Buddy Andrade, the executive in charge of Old Bedford Village, clarified what exactly constitutes Old Bedford Village.
“It’s the South End, Bay Village and the neighborhood around Verdean Gardens which is bordered by County and Walnut Streets on the west side, and the Acushnet River,” he said. “We adopted the name in 1997 to emphasize the historical and architectural significance of the area which was settled by Native Americans and English colonizers.”
On Tuesday, May 10 at 2 p.m., Old Bedford Village will host Dr. David Cash, Regional Administrator of the U.S. Environmental Protection Agency, Region 1, for a 20-minute meet and greet at 163 Walnut Street, Verdean Gardens in the Cruz management office, followed by a walking tour.
“We have brownfields all over the city, and we hope to show Dr. Cash how this once historic area was abandoned,” Andrade said. “Hopefully we will convince the EPA that we need their support to revitalize the Morse Cutting Tools site.”

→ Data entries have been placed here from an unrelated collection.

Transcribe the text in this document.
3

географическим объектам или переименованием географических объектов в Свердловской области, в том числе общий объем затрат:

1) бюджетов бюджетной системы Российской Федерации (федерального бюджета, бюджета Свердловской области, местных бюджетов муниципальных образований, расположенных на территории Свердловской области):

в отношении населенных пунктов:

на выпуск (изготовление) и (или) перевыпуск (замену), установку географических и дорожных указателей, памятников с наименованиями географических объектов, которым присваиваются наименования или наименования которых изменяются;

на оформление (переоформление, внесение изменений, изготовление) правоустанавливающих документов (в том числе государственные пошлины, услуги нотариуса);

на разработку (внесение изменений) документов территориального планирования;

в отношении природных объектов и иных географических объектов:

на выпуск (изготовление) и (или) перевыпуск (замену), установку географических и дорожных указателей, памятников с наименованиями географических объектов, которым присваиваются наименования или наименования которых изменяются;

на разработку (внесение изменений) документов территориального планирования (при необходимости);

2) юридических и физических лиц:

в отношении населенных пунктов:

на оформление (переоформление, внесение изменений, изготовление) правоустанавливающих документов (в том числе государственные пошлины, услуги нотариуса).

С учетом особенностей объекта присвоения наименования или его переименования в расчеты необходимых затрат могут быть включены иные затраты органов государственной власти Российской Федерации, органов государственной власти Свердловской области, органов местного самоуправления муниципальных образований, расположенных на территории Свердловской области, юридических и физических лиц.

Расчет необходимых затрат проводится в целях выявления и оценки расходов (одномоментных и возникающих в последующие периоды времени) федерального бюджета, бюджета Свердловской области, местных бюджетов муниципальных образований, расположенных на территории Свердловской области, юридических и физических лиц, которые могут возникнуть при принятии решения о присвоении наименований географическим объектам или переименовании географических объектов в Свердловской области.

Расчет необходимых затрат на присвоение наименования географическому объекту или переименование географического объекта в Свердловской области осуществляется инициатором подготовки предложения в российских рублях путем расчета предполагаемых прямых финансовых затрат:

Andrade hopes the general public will participate in the meet-and-greet and walking tour, but also in particular, he would like to see representatives from Parallel Products, Hands Across the River and the toxic Parker Street site attend.
“We will walk through the South Central Environmental Justice neighborhood from 163 Walnut Street to Wing Street and visit the brownfield site of the former Morse Cutting Tools property,” he said.

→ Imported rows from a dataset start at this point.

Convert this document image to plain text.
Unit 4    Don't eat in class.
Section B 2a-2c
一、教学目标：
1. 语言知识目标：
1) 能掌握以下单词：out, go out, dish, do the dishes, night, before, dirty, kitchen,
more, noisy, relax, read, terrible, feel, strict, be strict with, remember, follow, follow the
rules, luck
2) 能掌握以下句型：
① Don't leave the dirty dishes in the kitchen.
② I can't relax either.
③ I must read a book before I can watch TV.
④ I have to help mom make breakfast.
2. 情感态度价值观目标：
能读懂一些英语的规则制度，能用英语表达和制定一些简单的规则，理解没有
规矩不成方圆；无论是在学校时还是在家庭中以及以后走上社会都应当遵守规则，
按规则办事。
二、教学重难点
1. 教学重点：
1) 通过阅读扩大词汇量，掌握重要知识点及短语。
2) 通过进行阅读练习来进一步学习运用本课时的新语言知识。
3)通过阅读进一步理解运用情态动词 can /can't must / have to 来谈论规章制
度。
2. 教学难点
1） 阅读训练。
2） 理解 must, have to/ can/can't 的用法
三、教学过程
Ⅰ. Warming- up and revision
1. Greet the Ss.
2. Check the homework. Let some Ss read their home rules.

Then tomorrow night at 7 p.m., New Bedford City Council plans to recognize Old Bedford Village for 25 years of public service.
“The Minority Action Committee got us started in 1997. Today, we serve our community as a citywide environmental justice and health organization for brownfield revitalization, by focusing on the Morse site,” Andrade said. “Our goal is to renew the site, and tomorrow’s visit is hopefully one more step towards achieving that goal.”